Ellie shifted her cardboard box for a handshake, and McIlroy quickly relieved her of the parcel, setting it on his desk. In a framed photograph that he pushed aside, Ellie recognized the men on either side of Flann McIlroy as Rudy Giuliani and Bill Bratton.

“That’s me,” Ellie said, “reporting to duty. Thank you for bringing me over.”

“You make an excellent first impression. Most of my colleagues don’t get my rhetorical questions.”

“Aging rock stars, I get. Throw out any allusions to French literature, and we might have some problems.”

“You must be wondering why you’re here.” McIlroy had a gleam in his eye.

“I go where I’m told,” Ellie said matter-of-factly.

“I got permission from the assistant chief to work a single case exclusively.”

Ellie did her best to conceal her surprise. Lieutenant Jenkins said McIlroy had suck with the brass, but the assistant chief was extremely brassy – he ran the entire Manhattan detective borough.

“My lieutenant’s not particularly happy about it, so the freedom may not last. He’s already threatened to pull the plug tomorrow if it doesn’t go anywhere, but he’s mindful of the politics. If nothing breaks – the case, you, me – we all turn back to pumpkins. So let’s just say you better not unpack this box quite yet.”

“Not a problem. Desks are overrated anyway.” Ellie tried to sound like she was taking it all in stride.

“Unless you’ve got a hearing problem, you probably noticed some comments as you walked in.”

McIlroy hadn’t bothered to lower his voice. Nearby detectives shifted their eyes back to their work.

“No hearing problem, sir,” Ellie said.

“And none of this ‘sir’ stuff. Call me Flann.”

“And call me Ellie. Or my friends just call me Date Bait.” She threw a look to the younger detective at the next desk, and he laughed aloud and smiled. One down, the rest of the room to go , Ellie thought.

“Let’s talk while we drive,” Flann said. “I want you to see something.”
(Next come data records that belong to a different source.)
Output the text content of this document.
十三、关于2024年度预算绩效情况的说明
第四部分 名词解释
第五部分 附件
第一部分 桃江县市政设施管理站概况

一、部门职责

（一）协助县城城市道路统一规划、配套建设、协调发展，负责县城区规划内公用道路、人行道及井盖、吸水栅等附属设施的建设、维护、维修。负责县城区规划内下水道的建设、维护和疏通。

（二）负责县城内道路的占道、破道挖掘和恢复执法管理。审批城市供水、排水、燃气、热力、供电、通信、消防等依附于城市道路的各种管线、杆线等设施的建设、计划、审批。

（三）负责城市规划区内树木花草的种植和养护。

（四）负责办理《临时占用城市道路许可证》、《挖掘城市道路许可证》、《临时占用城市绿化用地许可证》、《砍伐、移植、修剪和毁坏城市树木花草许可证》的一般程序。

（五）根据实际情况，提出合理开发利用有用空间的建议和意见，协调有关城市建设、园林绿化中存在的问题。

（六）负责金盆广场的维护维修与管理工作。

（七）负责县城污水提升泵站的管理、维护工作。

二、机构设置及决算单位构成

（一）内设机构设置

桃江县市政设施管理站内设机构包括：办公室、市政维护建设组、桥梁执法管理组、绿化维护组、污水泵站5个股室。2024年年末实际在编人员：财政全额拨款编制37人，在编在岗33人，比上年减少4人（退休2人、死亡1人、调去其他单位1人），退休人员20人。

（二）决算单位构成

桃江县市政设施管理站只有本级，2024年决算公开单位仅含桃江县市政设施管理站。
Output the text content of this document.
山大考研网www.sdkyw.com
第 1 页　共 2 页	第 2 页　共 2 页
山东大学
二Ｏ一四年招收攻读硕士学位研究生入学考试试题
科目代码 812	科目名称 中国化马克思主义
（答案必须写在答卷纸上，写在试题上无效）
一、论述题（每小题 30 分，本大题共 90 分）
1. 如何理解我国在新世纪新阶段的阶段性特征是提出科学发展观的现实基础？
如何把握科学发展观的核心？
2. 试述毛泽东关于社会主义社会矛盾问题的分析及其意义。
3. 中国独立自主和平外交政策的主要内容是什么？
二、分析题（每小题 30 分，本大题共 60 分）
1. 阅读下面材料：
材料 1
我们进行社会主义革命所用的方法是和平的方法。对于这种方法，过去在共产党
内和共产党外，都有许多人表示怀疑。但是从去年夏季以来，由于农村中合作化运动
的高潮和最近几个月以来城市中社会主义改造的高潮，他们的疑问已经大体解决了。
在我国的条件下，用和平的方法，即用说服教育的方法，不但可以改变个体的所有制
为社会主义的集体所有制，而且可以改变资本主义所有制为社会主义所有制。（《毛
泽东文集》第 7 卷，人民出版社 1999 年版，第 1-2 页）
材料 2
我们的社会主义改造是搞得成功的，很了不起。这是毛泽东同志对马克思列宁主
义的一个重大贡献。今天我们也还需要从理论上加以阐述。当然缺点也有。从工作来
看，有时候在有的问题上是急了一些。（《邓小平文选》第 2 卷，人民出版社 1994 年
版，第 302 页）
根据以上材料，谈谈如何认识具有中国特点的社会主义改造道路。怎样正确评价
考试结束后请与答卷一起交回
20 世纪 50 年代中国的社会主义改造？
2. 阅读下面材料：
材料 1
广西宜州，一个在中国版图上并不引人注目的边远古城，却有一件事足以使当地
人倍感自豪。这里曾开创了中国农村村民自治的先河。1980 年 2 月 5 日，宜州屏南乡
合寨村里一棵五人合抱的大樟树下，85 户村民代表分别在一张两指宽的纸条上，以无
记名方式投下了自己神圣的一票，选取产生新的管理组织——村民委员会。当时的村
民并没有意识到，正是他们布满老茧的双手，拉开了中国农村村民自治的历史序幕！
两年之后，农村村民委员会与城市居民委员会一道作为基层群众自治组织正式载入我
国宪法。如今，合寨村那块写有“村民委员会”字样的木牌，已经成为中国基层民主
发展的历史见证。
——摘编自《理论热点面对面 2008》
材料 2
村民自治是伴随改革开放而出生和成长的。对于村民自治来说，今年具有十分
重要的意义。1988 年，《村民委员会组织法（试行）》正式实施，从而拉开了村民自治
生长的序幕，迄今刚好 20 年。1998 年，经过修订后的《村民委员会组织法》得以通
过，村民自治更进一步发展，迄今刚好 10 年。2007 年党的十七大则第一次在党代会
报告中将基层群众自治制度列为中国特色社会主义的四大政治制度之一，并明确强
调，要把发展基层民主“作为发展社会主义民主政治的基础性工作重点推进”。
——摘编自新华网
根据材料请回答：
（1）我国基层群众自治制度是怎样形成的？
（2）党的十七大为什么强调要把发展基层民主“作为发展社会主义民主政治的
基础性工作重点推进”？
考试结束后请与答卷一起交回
“FRIDAY NIGHT, AROUND three in the morning, two men found a woman’s body in an alley off of Avenue C.” McIlroy flipped down the sun visor on the department-issued Crown Vic as he hung a left onto Third Avenue, followed by another quick left onto Twentieth Street to take them to the far East Side. “The girl’s name was Amy Davis. She lived in the adjacent building. We’ve already determined she was walking home from a date when the bad guy grabbed her. Strangled.”

He pushed a manila folder across the seat toward Ellie. She opened it and removed an eight-by-ten photograph. Amy Davis lay on a metal slab. A white sheet was pulled up to her shoulders, but the rest of the picture told the story. Her face was scarlet. Dark contusions discolored her neck and throat, her eyes protruded from their sockets, and her swollen tongue peeked out from encrusted lips. Ellie could tell from the many marks between Amy’s jaw and clavicle that the killer had used his hands. She had definitely struggled.

“How do you know the date didn’t walk her home and do all of this himself?”

“We called his cell right after we found this in the vic’s coat pocket.” McIlroy handed Ellie two sheets of folded white paper from his own jacket. “That’s a photocopy, obviously.”